Тут же по глубоким канопкам был разлит душистый кипрейский чай с чабрецом. Вот и почаёвничали вдвоём в удовольствие.
Затем как-то само собой зашёл за столом разговор об любимом деле Архипа, огороде. Тут он мог часами рассказывать о любой травке и об хитростях в её выращивании. Всё это было понятно Андрею, что и сам в какой-то мере был не чужд вот этому доброму делу.
– Архип Матвеевич, скажи ты вот мне, а все ли огородные культуры, что ты сейчас выращиваешь, знали в глубокую старину наши предки? – задал с эдакой подковыринкой вопрос хозяин.
– Дык, репу-то давно наши пращуры выращивали, – почесав макушку, начал перечислять гость, – Бобы, редьку, капусту, горох тоже издревле растили, а вот если морковь, лук, свеклу, так их уже гораздо позже начали. А в нашей северной земле так и вообще, пожалуй, недавно. Поговаривают, что многие овощи к нам из Греции или Царьграда пришли, тогда, когда Русь ещё при светлом святом князе Владимире святое крещение приняла. Ещё тогда, в старину греческие монахи с пастырским словом многие семена и плодовые саженцы сюда к нам завезли.

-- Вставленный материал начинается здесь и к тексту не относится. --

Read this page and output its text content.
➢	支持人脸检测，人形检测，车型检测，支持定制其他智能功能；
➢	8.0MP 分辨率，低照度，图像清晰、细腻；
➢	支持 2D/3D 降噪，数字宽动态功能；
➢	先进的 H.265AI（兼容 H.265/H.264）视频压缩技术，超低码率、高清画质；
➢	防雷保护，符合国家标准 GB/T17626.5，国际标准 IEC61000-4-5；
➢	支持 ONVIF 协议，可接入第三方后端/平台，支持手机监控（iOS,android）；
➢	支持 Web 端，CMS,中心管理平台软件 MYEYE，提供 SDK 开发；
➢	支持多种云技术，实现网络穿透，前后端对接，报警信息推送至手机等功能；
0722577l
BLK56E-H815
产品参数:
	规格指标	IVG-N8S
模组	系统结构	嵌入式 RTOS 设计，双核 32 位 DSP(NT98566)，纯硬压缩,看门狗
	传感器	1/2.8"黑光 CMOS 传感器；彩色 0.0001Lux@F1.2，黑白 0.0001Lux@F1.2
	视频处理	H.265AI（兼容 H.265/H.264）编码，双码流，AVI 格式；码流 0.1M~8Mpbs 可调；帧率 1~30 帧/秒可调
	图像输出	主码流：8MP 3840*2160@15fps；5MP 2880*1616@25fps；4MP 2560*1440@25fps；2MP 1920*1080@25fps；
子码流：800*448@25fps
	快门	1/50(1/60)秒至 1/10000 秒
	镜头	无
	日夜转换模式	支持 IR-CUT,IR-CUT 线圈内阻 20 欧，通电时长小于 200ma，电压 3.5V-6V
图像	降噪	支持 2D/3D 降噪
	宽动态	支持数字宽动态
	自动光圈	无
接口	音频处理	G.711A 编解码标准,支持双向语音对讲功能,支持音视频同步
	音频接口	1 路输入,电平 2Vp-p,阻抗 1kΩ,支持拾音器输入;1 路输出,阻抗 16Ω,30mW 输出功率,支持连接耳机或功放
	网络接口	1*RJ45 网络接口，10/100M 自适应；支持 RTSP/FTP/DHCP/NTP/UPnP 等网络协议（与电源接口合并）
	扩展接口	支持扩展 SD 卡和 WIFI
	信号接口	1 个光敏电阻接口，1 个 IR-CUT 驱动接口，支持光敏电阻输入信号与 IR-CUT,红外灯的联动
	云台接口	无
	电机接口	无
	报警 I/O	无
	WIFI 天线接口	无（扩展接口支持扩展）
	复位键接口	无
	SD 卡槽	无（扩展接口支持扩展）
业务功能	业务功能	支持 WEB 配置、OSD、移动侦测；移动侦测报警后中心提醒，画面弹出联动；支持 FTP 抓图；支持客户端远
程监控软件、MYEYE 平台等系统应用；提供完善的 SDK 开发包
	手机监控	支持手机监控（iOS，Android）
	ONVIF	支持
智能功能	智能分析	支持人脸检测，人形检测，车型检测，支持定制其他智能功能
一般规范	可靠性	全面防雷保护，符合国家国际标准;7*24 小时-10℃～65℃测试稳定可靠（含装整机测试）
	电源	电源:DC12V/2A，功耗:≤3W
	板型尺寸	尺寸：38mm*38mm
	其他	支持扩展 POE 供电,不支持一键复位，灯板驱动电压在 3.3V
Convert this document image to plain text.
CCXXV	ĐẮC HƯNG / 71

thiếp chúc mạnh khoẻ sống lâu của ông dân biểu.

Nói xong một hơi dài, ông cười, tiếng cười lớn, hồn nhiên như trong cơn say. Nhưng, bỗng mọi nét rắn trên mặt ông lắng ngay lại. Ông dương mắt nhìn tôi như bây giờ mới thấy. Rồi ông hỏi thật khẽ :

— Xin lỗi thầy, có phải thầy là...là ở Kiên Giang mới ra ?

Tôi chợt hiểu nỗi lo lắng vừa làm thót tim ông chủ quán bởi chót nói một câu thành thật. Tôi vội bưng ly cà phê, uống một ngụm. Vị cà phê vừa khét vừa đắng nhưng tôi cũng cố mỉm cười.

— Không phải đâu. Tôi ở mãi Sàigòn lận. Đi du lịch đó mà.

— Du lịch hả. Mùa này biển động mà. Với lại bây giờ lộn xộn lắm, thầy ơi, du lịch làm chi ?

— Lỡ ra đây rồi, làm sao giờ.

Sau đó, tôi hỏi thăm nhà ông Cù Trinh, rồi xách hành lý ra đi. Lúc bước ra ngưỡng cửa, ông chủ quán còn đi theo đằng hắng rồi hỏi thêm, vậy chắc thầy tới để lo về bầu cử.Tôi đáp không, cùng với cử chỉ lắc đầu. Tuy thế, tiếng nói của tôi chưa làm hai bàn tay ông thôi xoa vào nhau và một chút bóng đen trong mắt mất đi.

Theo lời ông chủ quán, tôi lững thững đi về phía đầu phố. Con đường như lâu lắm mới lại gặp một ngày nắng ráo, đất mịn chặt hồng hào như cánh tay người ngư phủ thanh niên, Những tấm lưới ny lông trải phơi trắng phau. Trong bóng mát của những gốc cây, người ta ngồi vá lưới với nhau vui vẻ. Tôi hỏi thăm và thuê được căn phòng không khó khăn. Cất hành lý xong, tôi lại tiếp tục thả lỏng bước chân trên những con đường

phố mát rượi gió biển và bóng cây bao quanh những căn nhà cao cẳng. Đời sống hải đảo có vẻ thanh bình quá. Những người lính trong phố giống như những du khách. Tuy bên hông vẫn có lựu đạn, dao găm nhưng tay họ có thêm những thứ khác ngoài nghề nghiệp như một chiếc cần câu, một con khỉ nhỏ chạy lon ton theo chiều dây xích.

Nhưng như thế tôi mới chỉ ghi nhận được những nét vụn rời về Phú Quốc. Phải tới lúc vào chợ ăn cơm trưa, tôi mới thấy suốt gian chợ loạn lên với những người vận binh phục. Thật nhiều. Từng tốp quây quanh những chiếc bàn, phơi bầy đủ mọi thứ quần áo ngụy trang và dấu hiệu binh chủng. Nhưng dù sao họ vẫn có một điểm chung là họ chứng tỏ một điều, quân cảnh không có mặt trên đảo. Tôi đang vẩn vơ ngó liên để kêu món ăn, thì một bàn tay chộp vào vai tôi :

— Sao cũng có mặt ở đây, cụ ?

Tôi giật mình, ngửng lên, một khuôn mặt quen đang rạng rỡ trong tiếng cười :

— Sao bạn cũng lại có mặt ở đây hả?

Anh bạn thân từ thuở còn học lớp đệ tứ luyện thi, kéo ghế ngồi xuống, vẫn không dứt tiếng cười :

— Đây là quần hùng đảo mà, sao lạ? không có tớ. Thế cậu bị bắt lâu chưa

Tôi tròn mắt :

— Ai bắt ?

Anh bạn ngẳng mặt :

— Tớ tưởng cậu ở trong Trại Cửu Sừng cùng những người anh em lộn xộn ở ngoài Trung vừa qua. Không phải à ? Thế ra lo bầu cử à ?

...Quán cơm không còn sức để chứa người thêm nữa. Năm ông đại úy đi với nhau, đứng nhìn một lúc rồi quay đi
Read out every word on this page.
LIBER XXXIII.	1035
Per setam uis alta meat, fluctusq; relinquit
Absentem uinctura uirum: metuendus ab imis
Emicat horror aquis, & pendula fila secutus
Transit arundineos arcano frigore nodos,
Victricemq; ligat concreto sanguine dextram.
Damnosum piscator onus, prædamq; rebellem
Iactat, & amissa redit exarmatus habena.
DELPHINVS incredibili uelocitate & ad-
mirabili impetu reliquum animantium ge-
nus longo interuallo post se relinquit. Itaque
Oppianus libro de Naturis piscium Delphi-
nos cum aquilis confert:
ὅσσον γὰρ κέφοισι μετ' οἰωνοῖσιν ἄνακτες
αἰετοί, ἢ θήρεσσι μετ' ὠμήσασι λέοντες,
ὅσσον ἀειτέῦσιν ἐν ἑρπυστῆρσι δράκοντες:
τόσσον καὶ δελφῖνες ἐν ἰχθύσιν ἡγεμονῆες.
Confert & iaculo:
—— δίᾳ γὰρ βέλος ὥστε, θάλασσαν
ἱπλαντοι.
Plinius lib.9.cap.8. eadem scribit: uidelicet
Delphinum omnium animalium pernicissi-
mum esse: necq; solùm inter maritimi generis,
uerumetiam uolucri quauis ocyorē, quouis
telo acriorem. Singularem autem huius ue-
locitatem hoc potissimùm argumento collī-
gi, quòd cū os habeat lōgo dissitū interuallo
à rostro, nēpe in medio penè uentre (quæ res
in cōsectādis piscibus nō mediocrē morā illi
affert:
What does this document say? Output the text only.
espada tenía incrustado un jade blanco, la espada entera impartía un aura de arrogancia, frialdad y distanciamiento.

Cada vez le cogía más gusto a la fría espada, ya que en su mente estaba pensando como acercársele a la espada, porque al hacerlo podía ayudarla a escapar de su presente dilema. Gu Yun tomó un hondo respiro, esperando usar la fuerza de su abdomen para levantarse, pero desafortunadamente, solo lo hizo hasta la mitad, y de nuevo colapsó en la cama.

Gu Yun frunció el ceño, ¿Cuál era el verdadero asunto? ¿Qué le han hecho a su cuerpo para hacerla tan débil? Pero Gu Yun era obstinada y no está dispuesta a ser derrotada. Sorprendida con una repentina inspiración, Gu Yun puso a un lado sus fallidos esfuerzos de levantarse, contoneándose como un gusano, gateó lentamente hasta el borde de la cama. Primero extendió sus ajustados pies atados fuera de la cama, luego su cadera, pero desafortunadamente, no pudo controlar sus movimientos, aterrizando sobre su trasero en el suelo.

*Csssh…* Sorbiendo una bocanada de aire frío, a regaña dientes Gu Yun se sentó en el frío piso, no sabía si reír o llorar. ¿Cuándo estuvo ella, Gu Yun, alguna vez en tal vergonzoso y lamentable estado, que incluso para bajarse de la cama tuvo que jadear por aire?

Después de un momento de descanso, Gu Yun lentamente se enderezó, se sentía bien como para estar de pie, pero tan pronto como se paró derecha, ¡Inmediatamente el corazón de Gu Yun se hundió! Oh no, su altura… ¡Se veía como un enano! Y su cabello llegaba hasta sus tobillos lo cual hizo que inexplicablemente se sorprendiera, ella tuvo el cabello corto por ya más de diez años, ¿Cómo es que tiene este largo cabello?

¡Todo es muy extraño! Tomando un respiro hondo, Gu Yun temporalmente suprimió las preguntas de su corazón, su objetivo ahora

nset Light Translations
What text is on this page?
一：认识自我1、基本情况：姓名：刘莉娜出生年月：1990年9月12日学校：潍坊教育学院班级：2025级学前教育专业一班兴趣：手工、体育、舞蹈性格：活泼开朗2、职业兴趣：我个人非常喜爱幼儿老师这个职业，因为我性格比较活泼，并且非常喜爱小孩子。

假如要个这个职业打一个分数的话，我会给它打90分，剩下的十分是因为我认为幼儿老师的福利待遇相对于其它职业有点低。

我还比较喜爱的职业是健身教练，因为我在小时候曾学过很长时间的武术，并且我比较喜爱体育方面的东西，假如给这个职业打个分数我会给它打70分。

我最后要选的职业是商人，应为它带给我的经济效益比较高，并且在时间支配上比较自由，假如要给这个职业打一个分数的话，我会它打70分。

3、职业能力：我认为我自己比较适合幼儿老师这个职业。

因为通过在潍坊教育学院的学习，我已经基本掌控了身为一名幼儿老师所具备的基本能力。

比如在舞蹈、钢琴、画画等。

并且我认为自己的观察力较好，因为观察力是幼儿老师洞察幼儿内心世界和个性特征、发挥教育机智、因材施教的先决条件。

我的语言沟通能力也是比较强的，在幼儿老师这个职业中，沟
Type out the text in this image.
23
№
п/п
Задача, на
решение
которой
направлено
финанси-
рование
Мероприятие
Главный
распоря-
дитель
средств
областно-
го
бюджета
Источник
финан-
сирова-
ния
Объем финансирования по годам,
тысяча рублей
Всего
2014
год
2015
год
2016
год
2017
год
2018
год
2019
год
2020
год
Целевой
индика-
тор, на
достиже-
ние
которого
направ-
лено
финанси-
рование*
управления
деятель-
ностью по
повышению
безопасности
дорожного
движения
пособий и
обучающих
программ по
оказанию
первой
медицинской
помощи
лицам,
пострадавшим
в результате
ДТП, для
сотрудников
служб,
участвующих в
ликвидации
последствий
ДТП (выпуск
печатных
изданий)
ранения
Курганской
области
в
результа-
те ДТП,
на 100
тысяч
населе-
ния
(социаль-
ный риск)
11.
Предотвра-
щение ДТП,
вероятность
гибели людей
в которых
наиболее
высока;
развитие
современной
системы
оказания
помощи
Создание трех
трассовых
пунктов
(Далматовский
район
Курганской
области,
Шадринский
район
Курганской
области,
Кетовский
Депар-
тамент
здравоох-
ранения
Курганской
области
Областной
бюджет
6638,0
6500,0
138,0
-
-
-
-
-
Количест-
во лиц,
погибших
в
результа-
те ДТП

Сказывают, во многих монастырях свои огороды издревле были, откуда-то потом овощи уже и расходились по всем нашим землям.
– Ну да, видно, всё так именно и было, – кивнул, соглашаясь с ним, Сотник, – А как ты думаешь, Матвеевич, есть ли ещё какой такой овощ на земле из тех, что мы не знаем, но который в иноземных землях растят и где он обильно, затем в пищу идёт?
Огородарь внимательно посмотрел на собеседника и, подумав, с уверенностью ответил:
– Знамо дело, Андрей Иванович, сказывали мне сведущие люди на Смоленском торгу, из тех, что в дальних странах бывали, что там и овощи, и фрукты-ягоды весьма диковинные есть. А некоторые они так даже сами пробовали, и те по вкусу им были весьма приятными.
– Вот! – улыбнулся Сотник, – Иноземцы, значит, диковинные овощи и фрукты вкушают, а мы, русские, значится, нет. Потому, как мы их и не знаем вовсе даже, и на стол свой их выставить не можем. Не порядок-то!